The von Hippel Lindau (VHL)/hypoxia inducible factor-alpha (HIF-α) pathway is commonly dysregulated in clear cell renal cell carcinoma (ccRCC) and potentially exacerbated by oxidative stress. Ferric iron is the most abundant heavy metal in the human body and is required for nephrogenesis in utero; it is also a major source of intracellular oxidative stress capable of inducing ccRCC tumorigenesis in rodent models. In addition to its known requirement for DNA synthesis, iron was recently shown to stabilize HIF2-α transcript by inhibiting iron regulatory protein 1. Still, a role for iron in human ccRCC tumorigenesis remains largely unexplored.
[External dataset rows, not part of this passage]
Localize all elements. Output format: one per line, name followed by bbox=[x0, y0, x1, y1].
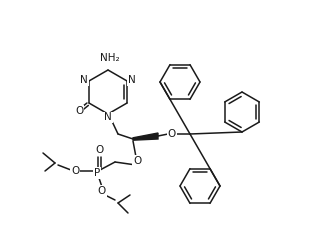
Text: P: P bbox=[94, 168, 100, 178]
Text: N: N bbox=[80, 75, 88, 85]
Text: NH₂: NH₂ bbox=[100, 53, 120, 63]
Text: O: O bbox=[133, 156, 141, 166]
Text: N: N bbox=[128, 75, 136, 85]
Text: O: O bbox=[95, 145, 103, 155]
Text: O: O bbox=[168, 129, 176, 139]
Polygon shape bbox=[133, 133, 158, 140]
Text: N: N bbox=[104, 113, 112, 122]
Text: O: O bbox=[98, 186, 106, 196]
Text: O: O bbox=[71, 166, 79, 176]
Text: O: O bbox=[75, 106, 83, 116]
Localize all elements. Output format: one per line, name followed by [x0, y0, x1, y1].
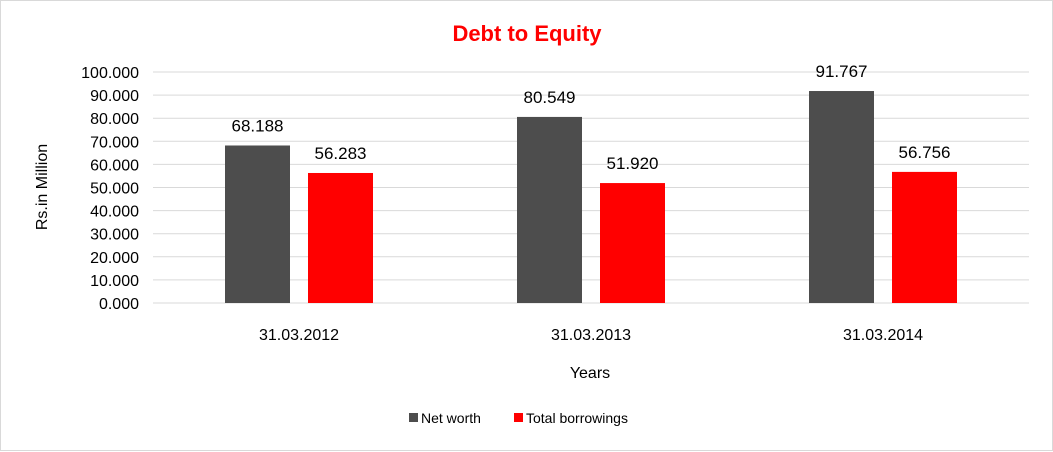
y-tick-label: 20.000: [90, 250, 139, 267]
y-tick-label: 80.000: [90, 111, 139, 128]
data-label: 80.549: [524, 88, 576, 107]
data-label: 56.756: [899, 143, 951, 162]
x-axis-title: Years: [570, 365, 610, 382]
legend-label: Total borrowings: [526, 410, 628, 426]
bar: [600, 183, 665, 303]
data-labels: 68.188 56.283 80.549 51.920 91.767 56.756: [232, 62, 951, 173]
data-label: 56.283: [315, 144, 367, 163]
legend-swatch: [514, 413, 523, 422]
x-category-label: 31.03.2013: [551, 327, 631, 344]
y-tick-label: 100.000: [81, 65, 139, 82]
y-tick-label: 30.000: [90, 227, 139, 244]
bars: [225, 91, 957, 304]
y-tick-label: 70.000: [90, 134, 139, 151]
x-axis-categories: 31.03.2012 31.03.2013 31.03.2014: [259, 327, 923, 344]
gridlines: [153, 71, 1029, 304]
data-label: 51.920: [607, 154, 659, 173]
y-tick-label: 10.000: [90, 273, 139, 290]
bar: [517, 116, 582, 303]
y-tick-label: 60.000: [90, 157, 139, 174]
x-category-label: 31.03.2012: [259, 327, 339, 344]
chart-title: Debt to Equity: [452, 21, 602, 46]
y-tick-label: 40.000: [90, 204, 139, 221]
data-label: 91.767: [816, 62, 868, 81]
y-axis-title: Rs.in Million: [34, 144, 51, 230]
data-label: 68.188: [232, 116, 284, 135]
bar: [308, 172, 373, 303]
x-category-label: 31.03.2014: [843, 327, 923, 344]
y-tick-label: 90.000: [90, 88, 139, 105]
bar: [225, 145, 290, 303]
legend-label: Net worth: [421, 410, 481, 426]
bar: [809, 91, 874, 304]
y-tick-label: 0.000: [99, 296, 139, 313]
bar: [892, 171, 957, 303]
legend-swatch: [409, 413, 418, 422]
y-axis-ticks: 0.000 10.000 20.000 30.000 40.000 50.000 60.00…: [81, 65, 139, 313]
legend: Net worth Total borrowings: [409, 410, 628, 426]
y-tick-label: 50.000: [90, 181, 139, 198]
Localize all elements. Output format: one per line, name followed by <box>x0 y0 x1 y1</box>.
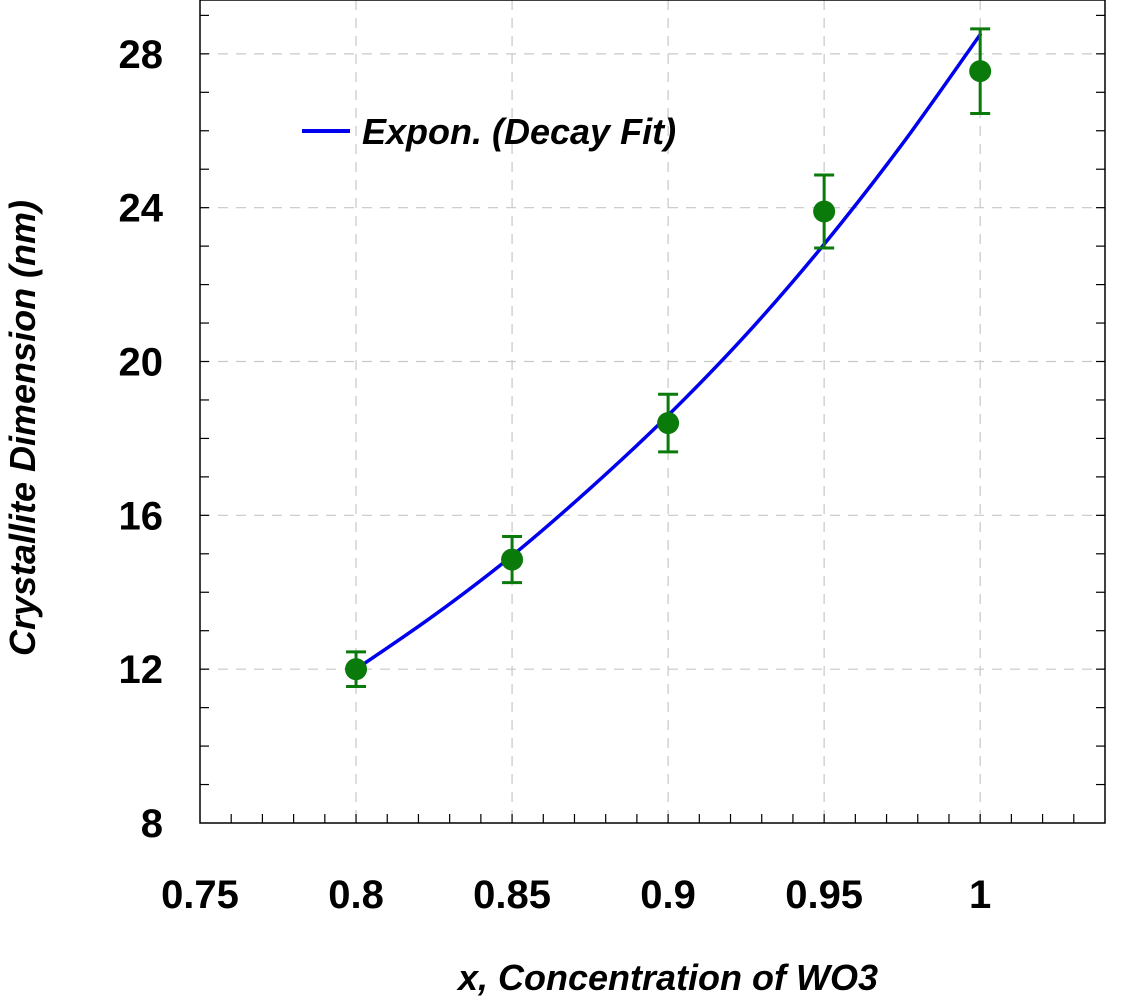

Here we test the hypotheses that intracellular iron levels are increased in ccRCC cells and that iron reduction can effectively reduce HIF2-α expression and suppress ccRCC cell growth.

Methods

Iron levels were measured in 100 RCC patient tumors using Prussian Blue stain and compared to levels in benign renal tubule epithelium. Protein levels of the main iron uptake protein, transferrin receptor 1 (TfR1/CD71), were compared between 4 VHL-deficient ccRCC cell lines and 2 benign renal epithelial cell lines by flow cytometry and western blot. Micromolar concentrations of 3 clinically approved iron chelator drugs, deferoxamine (DFO), deferiprone (DFP), and deferisirox (DFX) were tested by MTT assay for effects on ccRCC versus benign renal cell proliferation. Cell viability and apoptosis induction with DFO treatment was measured in select ccRCC cell lines using flow cytometry analysis of annexin-V and 7-AAD stains, as were effects of DFO on ccRCC HIF2-α protein levels.

Results

Increased intracellular iron was detected in ccRCC tumors compared to benign renal tubule epithelium. All ccRCC cell lines had elevated TfR1 expression compared to benign renal cell lines. Iron chelation treatment using DFO, DFP, or DFX achieved 80-90% growth reduction in all ccRCC cell lines at clinically relevant concentrations, while benign renal cell lines were relatively resistant. The mechanism underlying ccRCC growth inhibition included cell death via apoptosis, whereas benign renal cells had no increased death even after prolonged iron chelation treatment. Intriguingly, iron chelation in ccRCC cell lines effectively downregulated HIF2-α in a time- and concentration-dependent manner.

Conclusions

These data indicate that intracellular increases in iron content occur during human ccRCC tumorigenesis and support iron chelation as a potential therapeutic strategy for targeting HIF2-α and inducing cancer cell death in ccRCC patients.

Funding

This project was supported by the Roswell Park Cancer Institute Alliance Foundation.